ボクは桜、キミは唄う
「向かい合わせが良くないのかな。ほらご飯とか、向かい合わせより隣の方がいいとか言うじゃん」

「あ、そっか」

柚木くんはいいことを思い付いたという風に「じゃあ」と言って私の隣に座り直し、ニコッとした。

近い………。

テーブルは思っていたよりも小さくて、ちょっと動けば肩が触れる距離に柚木君が来てしまった。

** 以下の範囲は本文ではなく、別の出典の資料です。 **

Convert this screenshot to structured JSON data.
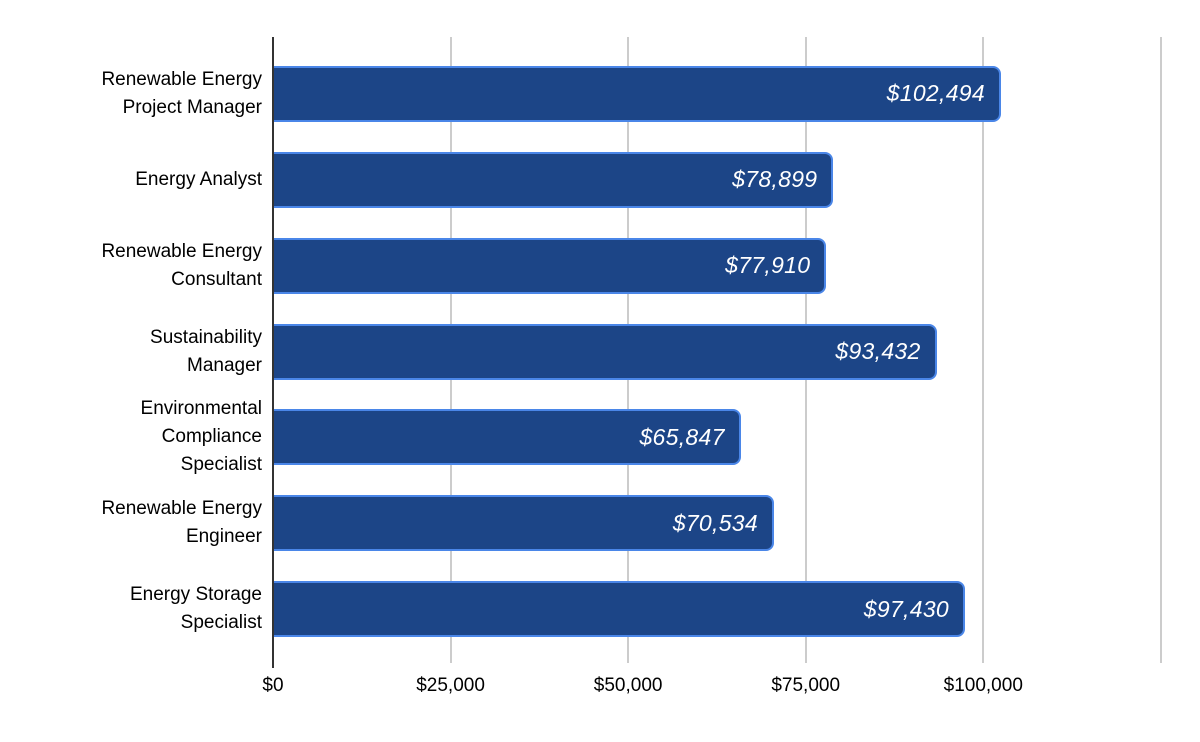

お互いのノートは未だに白いままで、柚木君のシャーペンは軽快にくるくると指で回されてる。

「あーなんかごめん、やっぱ集中できないや」

そして、降参という風にシャーペンをノートのうえに置くと、柚木君は大きなため息をついた。

「あのさ~やっぱ、やめたほうがいいかな」

「え?何を?勉強?」

「いや、勉強はしなきゃなんないんだけどー。そうじゃなくて。

俺、突然楓花って呼ぶようにしたじゃん。みんなに付き合ってることバレちゃったから、それで嫌なことが続くなら、やめたほうがいいのかなーと思って。今、それをずっと考えてた」

柚木君の温もりにドキドキしてたのが恥ずかしい。

柚木君はちゃんと私のために考えてくれてたんだ。

「でも、今やめても、もう付き合ってることみんな知ってるよ」

「あ、そっか。もう遅いか」

柚木君はちょっと考えて、

「本当は、嫌だった?みんなにバレるの」

少しだけ寂しそうに聞いてくる。

私は大きくブンブンと首を横に振った。

「嫌じゃないよ。嬉しいよ。本当はもっともっとみんなに早く、付き合ってること言いたかったもん」

「本当?良かった~。なんか付き合ってても全然俺ら距離が縮まらないって言うかさ、周りもわかってないし、なんとなく実感なくて、ちょっと焦って……」

柚木君は照れくさそうに頭をポリポリかく。

同じこと考えててくれたんだ。

私ばっかりが縮まらない距離に不安を抱えていた訳じゃない。

それがわかって、私はさらに嬉しくなった。